La corona es ese referente moral, que, con todas sus imperfecciones, nos transmite un ideal de belleza y elegancia que todos necesitamos. Es el modelo que todas las damas y los caballeros quieren emular. Las mujeres sueñan con ser reinas y princesas, los hombres desean ser reyes y príncipes, para sus mujeres.

La realeza vive en los castillos y palacios que podemos admirar y fotografiar cuando viajamos. Es la inspiración para los cuentos de hadas. Contemplamos la magnificencia de estas imponentes construcciones medievales que en su tiempo sirvieron como fortaleza de los feudos, y que ahora simbolizan un pasado, al mismo tiempo glorioso y penoso que dejamos atrás. Para avanzar y lograr un mundo más humano, más justo y civilizado.

La Corona nos dice que podemos aspirar a la nobleza espiritual, que podemos ser reyes, príncipes, duques, condes, marqueses, o cualquier otro título nobiliario dentro de nuestros propios hogares. No necesitamos que el monarca nos nombre caballero, para poder perfeccionarnos a diario, y ser nuestros propios soberanos, que podamos transmitirles valores y modelos de vida a nuestros hijos.  Al final ¿es que acaso, no todos buscamos tener una convivencia armónica dentro de nuestras familias? La realeza nos puede enseñar que podemos comportarnos de la misma manera sin ser de sangre azul.

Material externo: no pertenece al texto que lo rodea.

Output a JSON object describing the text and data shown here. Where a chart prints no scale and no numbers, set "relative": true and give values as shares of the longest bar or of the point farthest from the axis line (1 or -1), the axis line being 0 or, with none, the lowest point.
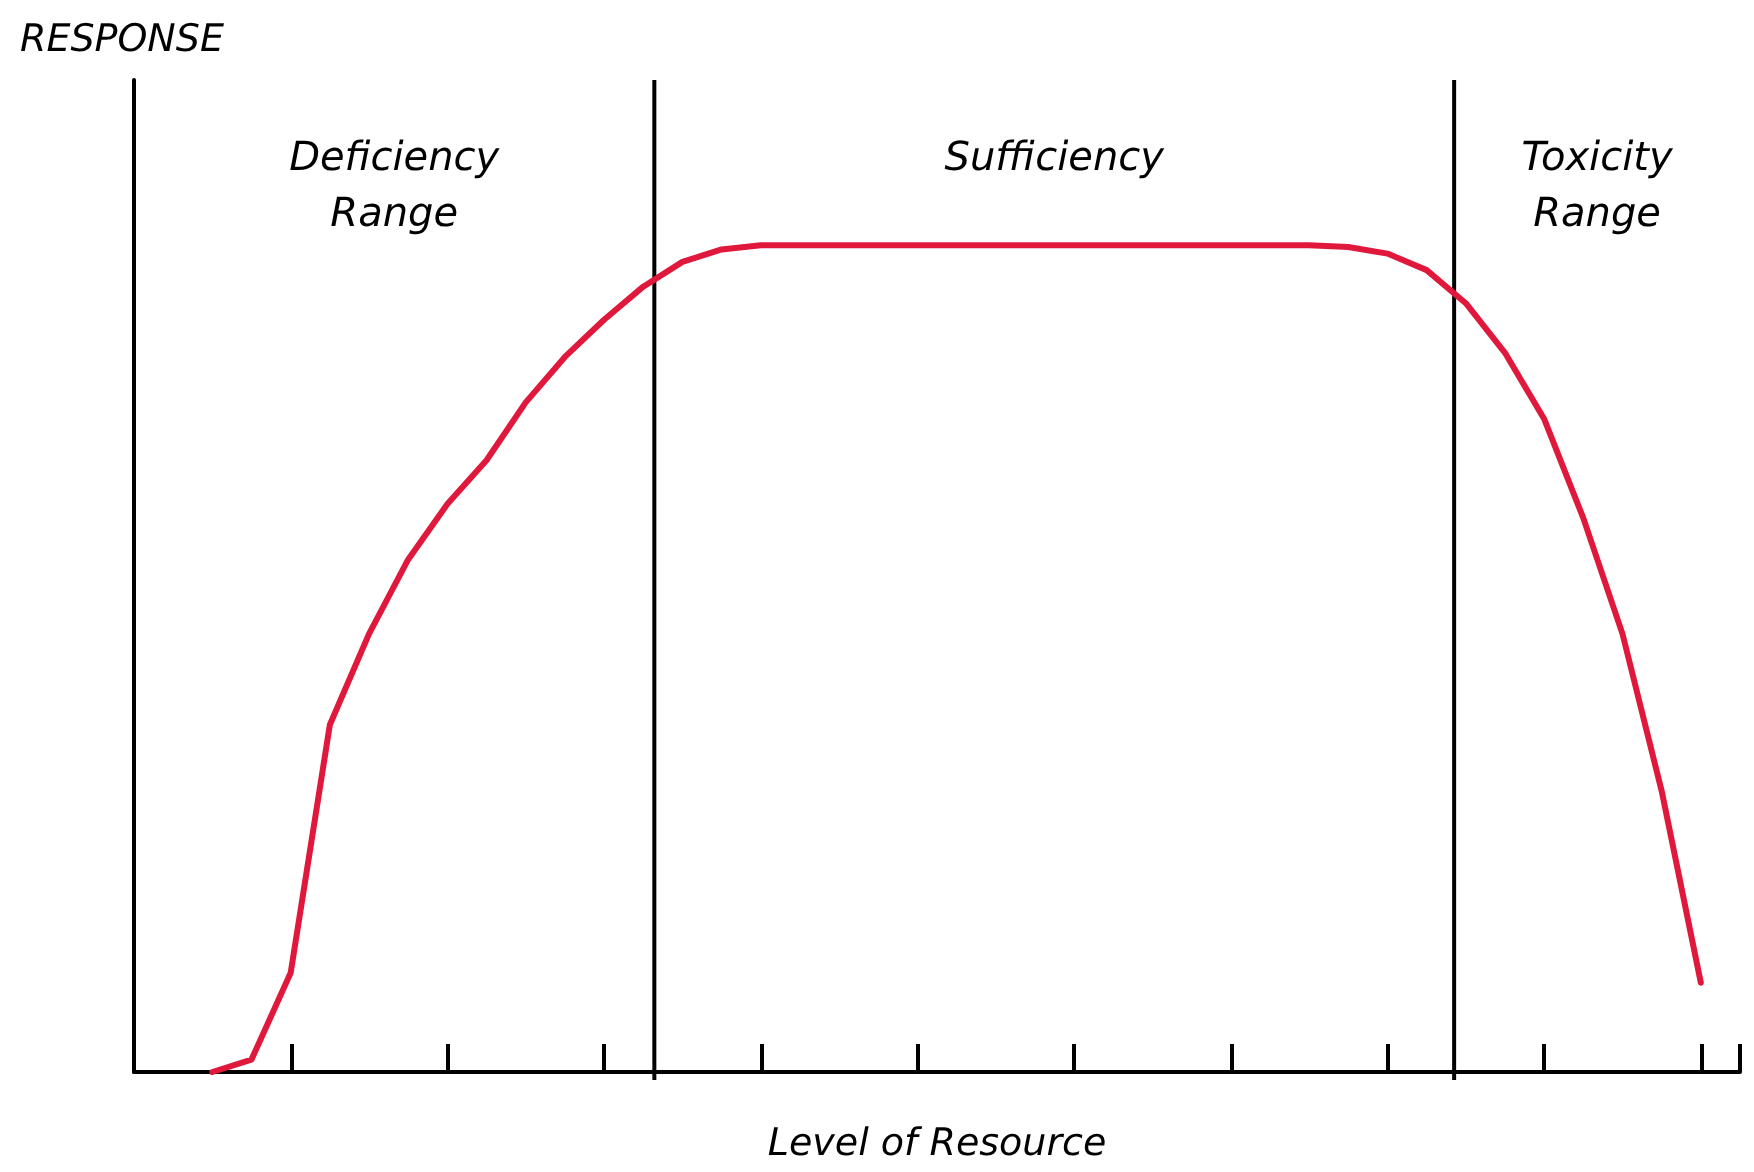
{
  "chart_data": {
    "type": "line",
    "relative": true,
    "xlabel": "Level of Resource",
    "ylabel": "RESPONSE",
    "annotations": [
      "Deficiency\nRange",
      "Sufficiency",
      "Toxicity\nRange"
    ],
    "categories": [
      null,
      null,
      null,
      null,
      null,
      null,
      null,
      null,
      null,
      null,
      null,
      null,
      null,
      null,
      null,
      null,
      null,
      null,
      null,
      null,
      null,
      null,
      null,
      null,
      null,
      null,
      null,
      null,
      null,
      null,
      null,
      null,
      null,
      null,
      null,
      null,
      null,
      null,
      null,
      null,
      null,
      null
    ],
    "series": [
      {
        "color": "#e0193c",
        "values": [
          null,
          null,
          0,
          0.015,
          0.12,
          0.42,
          0.53,
          0.62,
          0.687,
          0.74,
          0.81,
          0.865,
          0.91,
          0.95,
          0.98,
          0.995,
          1,
          1,
          1,
          1,
          1,
          1,
          1,
          1,
          1,
          1,
          1,
          1,
          1,
          1,
          1,
          0.998,
          0.99,
          0.97,
          0.93,
          0.87,
          0.79,
          0.67,
          0.53,
          0.34,
          0.108,
          null
        ]
      }
    ],
    "grid": false,
    "marker": "none",
    "line_style": "solid"
  }
}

La monarquía es un símbolo de Occidente, como tal, es algo que debemos preservar, admirar, y enaltecer cuando la ocasión lo permite. Más allá del monarca, lo importante es el simbolismo de la monarquía y todo lo que ella representa para nosotros. Presenciar los acontecimientos históricos, que nos identifica como la gran civilización que impera en el mundo, es algo que nos debe hacer sentir orgullosos como occidentales. Por lo tanto, si tenemos la oportunidad de ver como la corona de la Gran Bretaña se impone frente a sus súbditos, se renueva, y avanza hacia al futuro. No nos queda otra cosa mas que complacernos y recordar que gracias a la monarquía tenemos el gran mundo que hoy todos disfrutamos.

Lejos de los que vaticinan un colapso de la monarquía, no veo una república británica en el horizonte. La monarquía tiene dentro de ella un conjunto de tradiciones, que le han dado estructura a la civilización occidental, nada más por eso, la monarquía importa. Y como tal, debemos ayudar a preservarla. Ojalá que tengamos a nuestros monarcas por mucho tiempo, para que podamos seguir siendo junto a ellos, exactamente lo que somos, occidentales.

Honores a su majestad real Elizabeth II, larga vida a su majestad real Carlos III. Viva la monarquía, viva la libertad, viva la civilización occidental.